BZ: What should students learn? Well, first of all, I feel I'm just beginning. Secondly, I think there is an order to architecture, and if Jewish is a way of life, “ modernism is a way of life”. They should learn that there is a way of life, and design is a part of that life. Design can enrich that life. Design and architecture help make life. They could learn about the people who went before them and realize that architecture is responsive to man's technology and mans growth and it should relate to that. Plus it should also relate to nature. Neutra always said that, and we will find out as we inhabit other planets or do other experiments in outer space. He said this species of man has to return to nature to revitalize itself, it's like spirituality. You know spirituality is something you need to get through life, I feel, otherwise it is a very sad existence. So what they should learn is that building and nature should relate in some way.
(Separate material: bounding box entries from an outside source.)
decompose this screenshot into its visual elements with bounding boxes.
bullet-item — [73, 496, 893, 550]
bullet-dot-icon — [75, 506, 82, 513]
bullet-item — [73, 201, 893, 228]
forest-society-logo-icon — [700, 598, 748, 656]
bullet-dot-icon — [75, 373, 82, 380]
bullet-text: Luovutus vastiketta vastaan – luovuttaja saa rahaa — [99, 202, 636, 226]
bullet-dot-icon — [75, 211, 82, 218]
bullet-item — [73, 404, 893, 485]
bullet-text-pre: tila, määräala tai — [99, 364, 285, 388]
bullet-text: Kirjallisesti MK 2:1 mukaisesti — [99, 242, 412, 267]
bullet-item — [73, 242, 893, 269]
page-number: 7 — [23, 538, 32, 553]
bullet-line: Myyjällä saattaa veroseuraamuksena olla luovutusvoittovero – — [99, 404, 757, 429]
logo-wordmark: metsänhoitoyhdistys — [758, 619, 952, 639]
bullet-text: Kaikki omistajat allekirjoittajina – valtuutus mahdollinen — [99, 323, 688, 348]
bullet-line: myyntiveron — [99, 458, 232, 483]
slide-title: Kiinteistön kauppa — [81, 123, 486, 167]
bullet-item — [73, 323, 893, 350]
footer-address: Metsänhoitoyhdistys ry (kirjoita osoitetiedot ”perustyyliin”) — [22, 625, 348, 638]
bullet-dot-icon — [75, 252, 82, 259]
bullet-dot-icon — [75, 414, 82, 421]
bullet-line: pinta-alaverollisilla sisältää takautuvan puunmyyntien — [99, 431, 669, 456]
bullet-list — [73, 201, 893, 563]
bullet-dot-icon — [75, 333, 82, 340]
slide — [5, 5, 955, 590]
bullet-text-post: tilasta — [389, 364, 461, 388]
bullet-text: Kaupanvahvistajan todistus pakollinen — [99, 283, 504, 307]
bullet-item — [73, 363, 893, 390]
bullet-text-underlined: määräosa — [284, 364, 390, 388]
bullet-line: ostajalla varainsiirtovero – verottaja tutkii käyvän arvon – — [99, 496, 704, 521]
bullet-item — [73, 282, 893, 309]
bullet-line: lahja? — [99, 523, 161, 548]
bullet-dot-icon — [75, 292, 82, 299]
They can contrast, be organic, but they must be sensitive to nature and mans needs. I was thinking about that the other day. That if in my life, I only was part of the continuum of the modern movement as we know it, you know, the Walter Gropius' and Frank Lloyd Wrights', that it would be very rewarding, and I think they should learn that. I've been very, very upset lately with the postmodern movement and where it has gone. It has served the developer and the mediocrity of society. For awhile that is where I thought the modern movement was attacked, so I thought the students were doing that all over the place at school and it was very sad for me. Now it seems to be on track. What I would like for them to learn from me is that I'm just part of the continuum.
With me, you always want the son to be better than the father. So I would think if they could be really sensitive to nature and the environment, that would be good. Probably the greatest influence on me was Neutra. Neutra knew how to build with nature. Shindler too, by the way he sited some of his houses, it was remarkable how he just got those things to be right on the site. Just amazing.